C’est précisément cette dimension territoriale qui donne au dispositif son intérêt : la distance géographique devient moins contraignante pour accéder à une expertise médicale spécialisée.

Télé-imagerie, consultations et expertises : trois usages distincts

Le bilan du ministère distingue plusieurs niveaux de prise en charge.

Les 120.000 examens relèvent de la télé-imagerie. À cela s’ajoutent 334 consultations médicales à distance, assurées par 22 compétences médicales dans sept spécialités et couvrant 17 gouvernorats. Le taux de satisfaction annoncé pour ces consultations atteint 92%, tandis que seulement 5% des cas ont nécessité une hospitalisation.

S’agissant de ces 120.000 examens, il s’agit en fait de deux activités différentes, auxquelles s’ajoutent les expertises médicales à distance du dispositif.

Cette organisation permet au réseau de ne pas se limiter au diagnostic radiologique, mais d’étendre progressivement l’accès à des compétences spécialisées là où elles ne sont pas toujours disponibles localement.

À Médenine, l’urgence médicale franchit la distance

L’un des exemples les plus significatifs concerne la prise en charge à distance d’un AVC depuis Médenine.

Le premier cas traité dans ce cadre a permis à l’équipe spécialisée d’évaluer le patient et de mettre en œuvre un traitement thrombolytique en moins d’une heure.

L’exemple est particulièrement parlant : dans le cas d’un AVC, le temps constitue un facteur déterminant.

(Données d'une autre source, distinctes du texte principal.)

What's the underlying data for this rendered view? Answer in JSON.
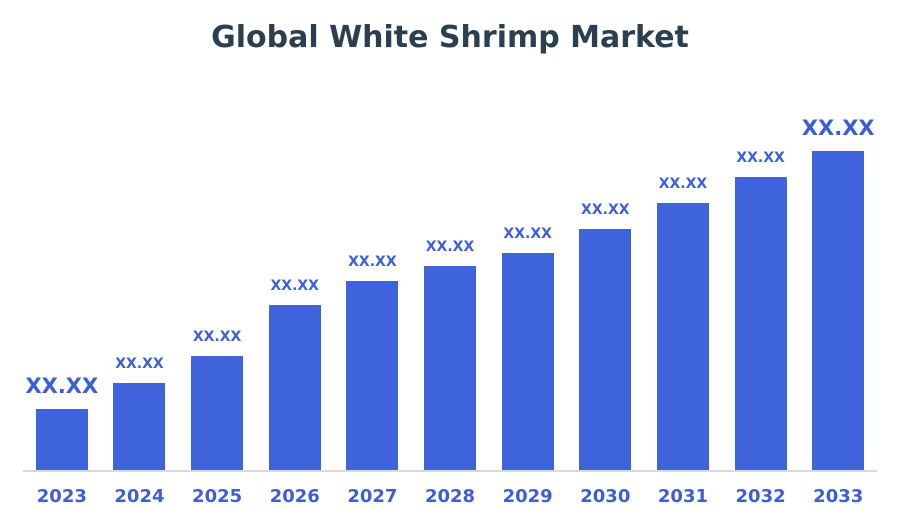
{
  "title": "Global White Shrimp Market",
  "colors": {
    "bar": "#3E63DB",
    "value_label": "#3D60D7",
    "year_label": "#3D5FD2",
    "title": "#2A3F50",
    "axis_line": "#D9D9D9",
    "background": "#FFFFFF"
  },
  "chart_data": {
    "type": "bar",
    "title": "Global White Shrimp Market",
    "xlabel": "",
    "ylabel": "",
    "grid": false,
    "legend": false,
    "y_axis_visible": false,
    "values_masked": true,
    "categories": [
      "2023",
      "2024",
      "2025",
      "2026",
      "2027",
      "2028",
      "2029",
      "2030",
      "2031",
      "2032",
      "2033"
    ],
    "value_labels": [
      "XX.XX",
      "XX.XX",
      "XX.XX",
      "XX.XX",
      "XX.XX",
      "XX.XX",
      "XX.XX",
      "XX.XX",
      "XX.XX",
      "XX.XX",
      "XX.XX"
    ],
    "relative_heights_pct": [
      19.4,
      27.5,
      35.9,
      51.9,
      59.4,
      64.1,
      68.1,
      75.6,
      83.8,
      91.9,
      100
    ],
    "emphasized_labels": [
      "2023",
      "2033"
    ]
  }
}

La possibilité d’obtenir rapidement l’évaluation d’une équipe spécialisée à distance peut donc éviter qu’un patient attende un transfert vers un autre établissement avant de recevoir une prise en charge adaptée.

Le numérique ne remplace ainsi pas l’hôpital régional : il lui permet d’accéder à des compétences qui peuvent se trouver ailleurs.

Plus de 4000 cas suivis via « Najda »

Le dispositif s’appuie également sur la plateforme « Najda », lancée le 12 août 2025 pour unifier le parcours de prise en charge des AVC et accélérer la coordination entre les services d’urgence et les équipes spécialisées.

Selon le ministère, cette plateforme a permis de suivre plus de 4000 cas d’AVC aigus.

Ces résultats donnent une autre dimension au bilan de l’hôpital numérique : au-delà du volume d’examens réalisés, l’enjeu est désormais celui de la rapidité de la prise en charge, particulièrement dans les situations d’urgence.

Le projet d’hôpital numérique avait été officiellement lancé le 23 août 2025, avec le démarrage de ses premiers services de télémédecine depuis l’hôpital régional de Tabarka, selon le bilan publié cette semaine.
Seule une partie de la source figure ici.